L’individuazione dei pigmenti utilizzati per il cielo azzurro – blu oltremare artificiale e verde smeraldo – e di altri per la realizzazione degli uccelli ha permesso di inquadrare l’esecuzione delle pitture in un arco temporale compreso tra il 1830 e gli inizi del Novecento, corrispondente all’ultima fase di Palazzo Altemps.

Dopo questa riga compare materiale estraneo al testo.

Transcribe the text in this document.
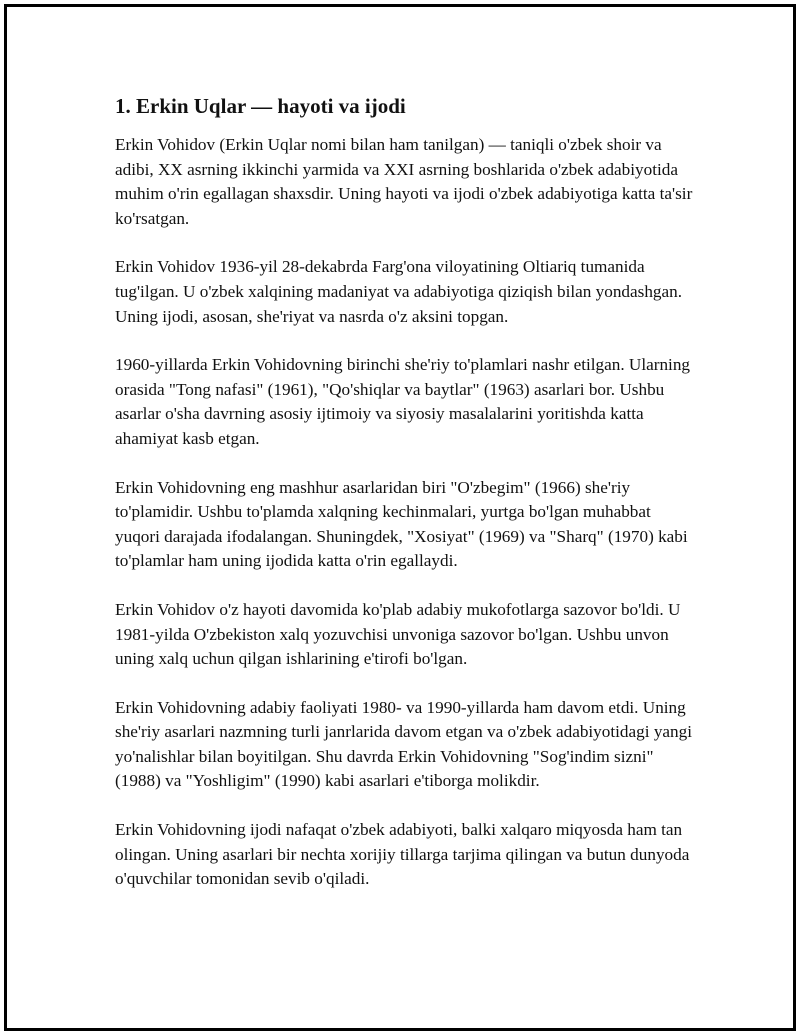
1. Erkin Uqlar — hayoti va ijodi

Erkin Vohidov (Erkin Uqlar nomi bilan ham tanilgan) — taniqli o'zbek shoir va adibi, XX asrning ikkinchi yarmida va XXI asrning boshlarida o'zbek adabiyotida muhim o'rin egallagan shaxsdir. Uning hayoti va ijodi o'zbek adabiyotiga katta ta'sir ko'rsatgan.

Erkin Vohidov 1936-yil 28-dekabrda Farg'ona viloyatining Oltiariq tumanida tug'ilgan. U o'zbek xalqining madaniyat va adabiyotiga qiziqish bilan yondashgan. Uning ijodi, asosan, she'riyat va nasrda o'z aksini topgan.

1960-yillarda Erkin Vohidovning birinchi she'riy to'plamlari nashr etilgan. Ularning orasida "Tong nafasi" (1961), "Qo'shiqlar va baytlar" (1963) asarlari bor. Ushbu asarlar o'sha davrning asosiy ijtimoiy va siyosiy masalalarini yoritishda katta ahamiyat kasb etgan.

Erkin Vohidovning eng mashhur asarlaridan biri "O'zbegim" (1966) she'riy to'plamidir. Ushbu to'plamda xalqning kechinmalari, yurtga bo'lgan muhabbat yuqori darajada ifodalangan. Shuningdek, "Xosiyat" (1969) va "Sharq" (1970) kabi to'plamlar ham uning ijodida katta o'rin egallaydi.

Erkin Vohidov o'z hayoti davomida ko'plab adabiy mukofotlarga sazovor bo'ldi. U 1981-yilda O'zbekiston xalq yozuvchisi unvoniga sazovor bo'lgan. Ushbu unvon uning xalq uchun qilgan ishlarining e'tirofi bo'lgan.

Erkin Vohidovning adabiy faoliyati 1980- va 1990-yillarda ham davom etdi. Uning she'riy asarlari nazmning turli janrlarida davom etgan va o'zbek adabiyotidagi yangi yo'nalishlar bilan boyitilgan. Shu davrda Erkin Vohidovning "Sog'indim sizni" (1988) va "Yoshligim" (1990) kabi asarlari e'tiborga molikdir.

Erkin Vohidovning ijodi nafaqat o'zbek adabiyoti, balki xalqaro miqyosda ham tan olingan. Uning asarlari bir nechta xorijiy tillarga tarjima qilingan va butun dunyoda o'quvchilar tomonidan sevib o'qiladi.
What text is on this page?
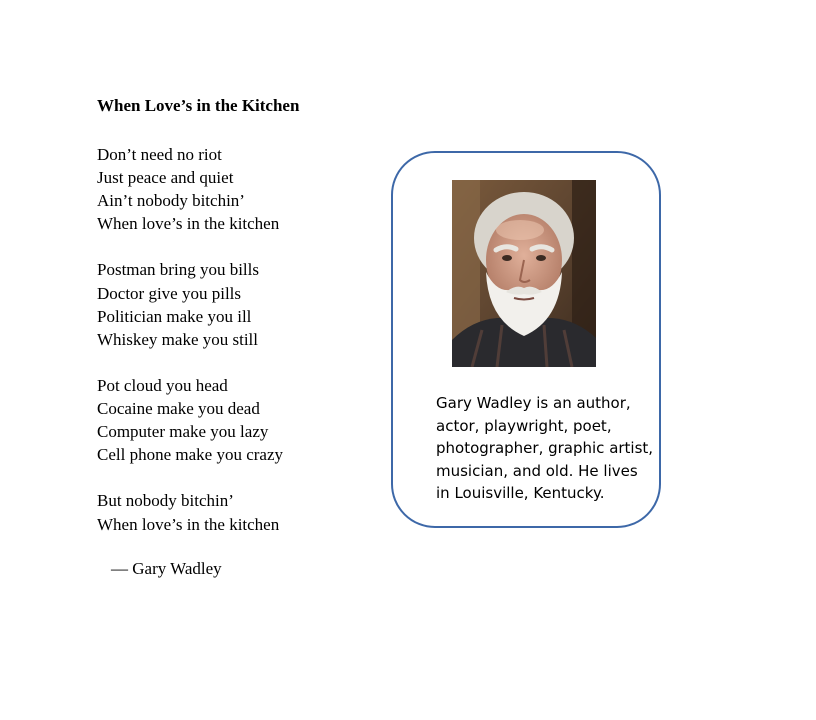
When Love’s in the Kitchen
Don’t need no riot
Just peace and quiet
Ain’t nobody bitchin’
When love’s in the kitchen
Postman bring you bills
Doctor give you pills
Politician make you ill
Whiskey make you still
Pot cloud you head
Cocaine make you dead
Computer make you lazy
Cell phone make you crazy
But nobody bitchin’
When love’s in the kitchen
— Gary Wadley
Gary Wadley is an author, actor, playwright, poet, photographer, graphic artist, musician, and old. He lives in Louisville, Kentucky.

Anche l’esterno è stato oggetto di un attento recupero. Gli intonaci e gli stucchi sono stati consolidati, i capitelli ricostruiti in continuità con quelli già rifatti nel 2016, la cornice marcapiano è tornata visibile con le sue decorazioni a finto marmo. La balaustra in travertino è stata ripulita e integrata dove necessario. Inoltre, è stato rinforzato strutturalmente il solaio adiacente all’ingresso dell’altana, ora trasformato in terrazza panoramica e dotato di una nuova ringhiera di protezione.
Le aree limitrofe sono state riqualificate attraverso la revisione e il rifacimento degli intonaci, la stesura di una nuova tinta in accordo cromatico con quella del resto del fabbricato e sono stati puliti anche i pavimenti del terrazzo.

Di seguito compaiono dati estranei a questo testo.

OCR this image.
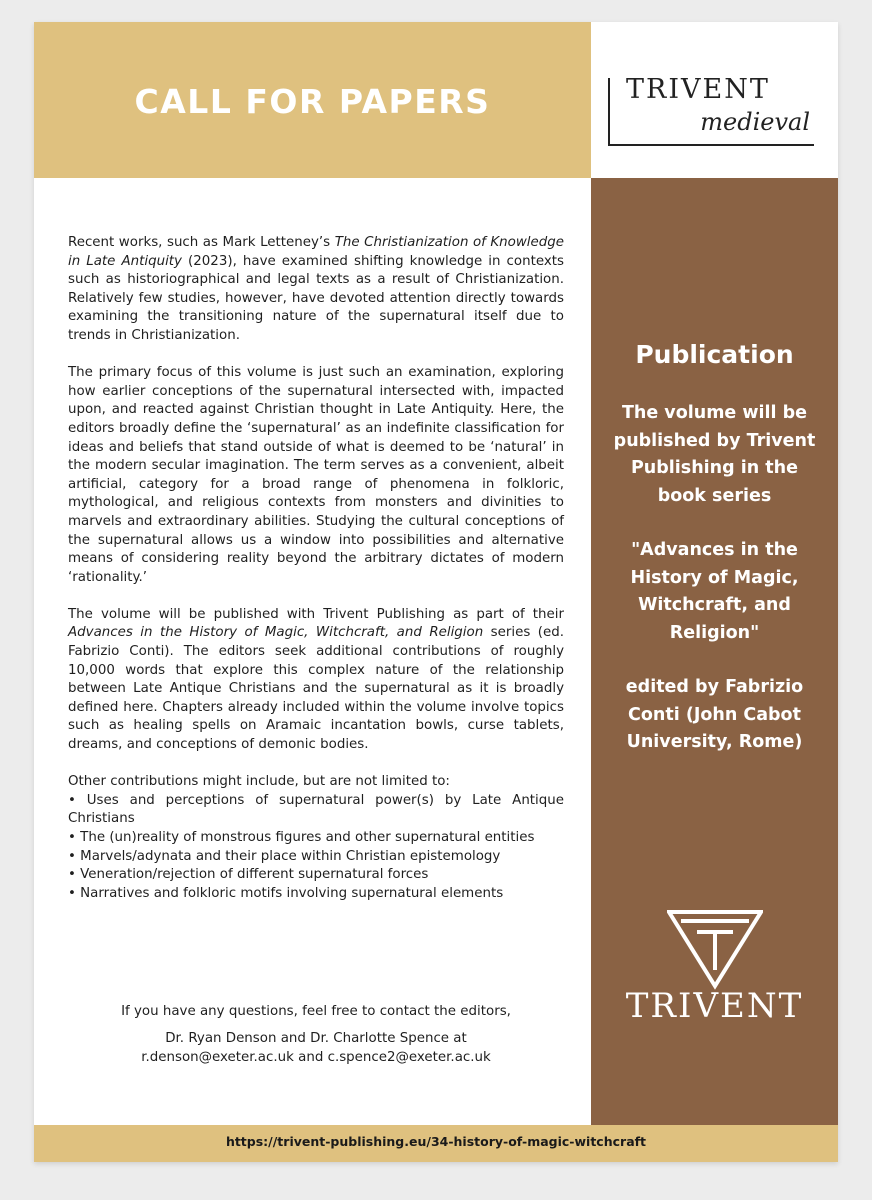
CALL FOR PAPERS	TRIVENT
medieval

Recent works, such as Mark Letteney’s The Christianization of Knowledge in Late Antiquity (2023), have examined shifting knowledge in contexts such as historiographical and legal texts as a result of Christianization. Relatively few studies, however, have devoted attention directly towards examining the transitioning nature of the supernatural itself due to trends in Christianization.

The primary focus of this volume is just such an examination, exploring how earlier conceptions of the supernatural intersected with, impacted upon, and reacted against Christian thought in Late Antiquity. Here, the editors broadly define the ‘supernatural’ as an indefinite classification for ideas and beliefs that stand outside of what is deemed to be ‘natural’ in the modern secular imagination. The term serves as a convenient, albeit artificial, category for a broad range of phenomena in folkloric, mythological, and religious contexts from monsters and divinities to marvels and extraordinary abilities. Studying the cultural conceptions of the supernatural allows us a window into possibilities and alternative means of considering reality beyond the arbitrary dictates of modern ‘rationality.’

The volume will be published with Trivent Publishing as part of their Advances in the History of Magic, Witchcraft, and Religion series (ed. Fabrizio Conti). The editors seek additional contributions of roughly 10,000 words that explore this complex nature of the relationship between Late Antique Christians and the supernatural as it is broadly defined here. Chapters already included within the volume involve topics such as healing spells on Aramaic incantation bowls, curse tablets, dreams, and conceptions of demonic bodies.

Other contributions might include, but are not limited to:

• Uses and perceptions of supernatural power(s) by Late Antique Christians
• The (un)reality of monstrous figures and other supernatural entities
• Marvels/adynata and their place within Christian epistemology
• Veneration/rejection of different supernatural forces
• Narratives and folkloric motifs involving supernatural elements

If you have any questions, feel free to contact the editors,

Dr. Ryan Denson and Dr. Charlotte Spence at

r.denson@exeter.ac.uk and c.spence2@exeter.ac.uk

Publication

The volume will be published by Trivent Publishing in the book series

"Advances in the History of Magic, Witchcraft, and Religion"

edited by Fabrizio Conti (John Cabot University, Rome)

TRIVENT
https://trivent-publishing.eu/34-history-of-magic-witchcraft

Il restauro si inserisce nell’intervento Urbs. Dalla città alla campagna romana, finanziato con 70 milioni di euro con fondi del Piano Nazionale Complementare (PNC) al PNRR. L’attività ha visto all’opera un gruppo di lavoro interno al Museo che ha coinvolto per il progetto e la direzione lavori i funzionari restauratori Debora Papetti e Fabiana Cozzolino con Laura Ruggeri, per le attività finalizzate alla promozione e alla valorizzazione della sede il funzionario archeologo Chiara Giobbe e per la supervisione alla progettazione e Ufficio Tecnico il funzionario architetto Saveria Petillo.
Oltre al recupero conservativo, l’intervento ha puntato anche alla valorizzazione culturale e turistica di uno spazio panoramico nel cuore di Roma: un punto di osservazione privilegiato sui tetti e le cupole della città (si vede anche il coronamento a spirale della chiesa di Sant’Ivo alla Sapienza realizzata da Borromini), che si aggiunge all’offerta culturale del Museo Nazionale Romano.
A partire dal 2 luglio, ogni secondo e terzo fine settimana del mese i visitatori potranno accedere all’altana grazie alle visite guidate curate da Chiara Giobbe in collaborazione con il Servizio Educativo e condotte dal personale del Museo.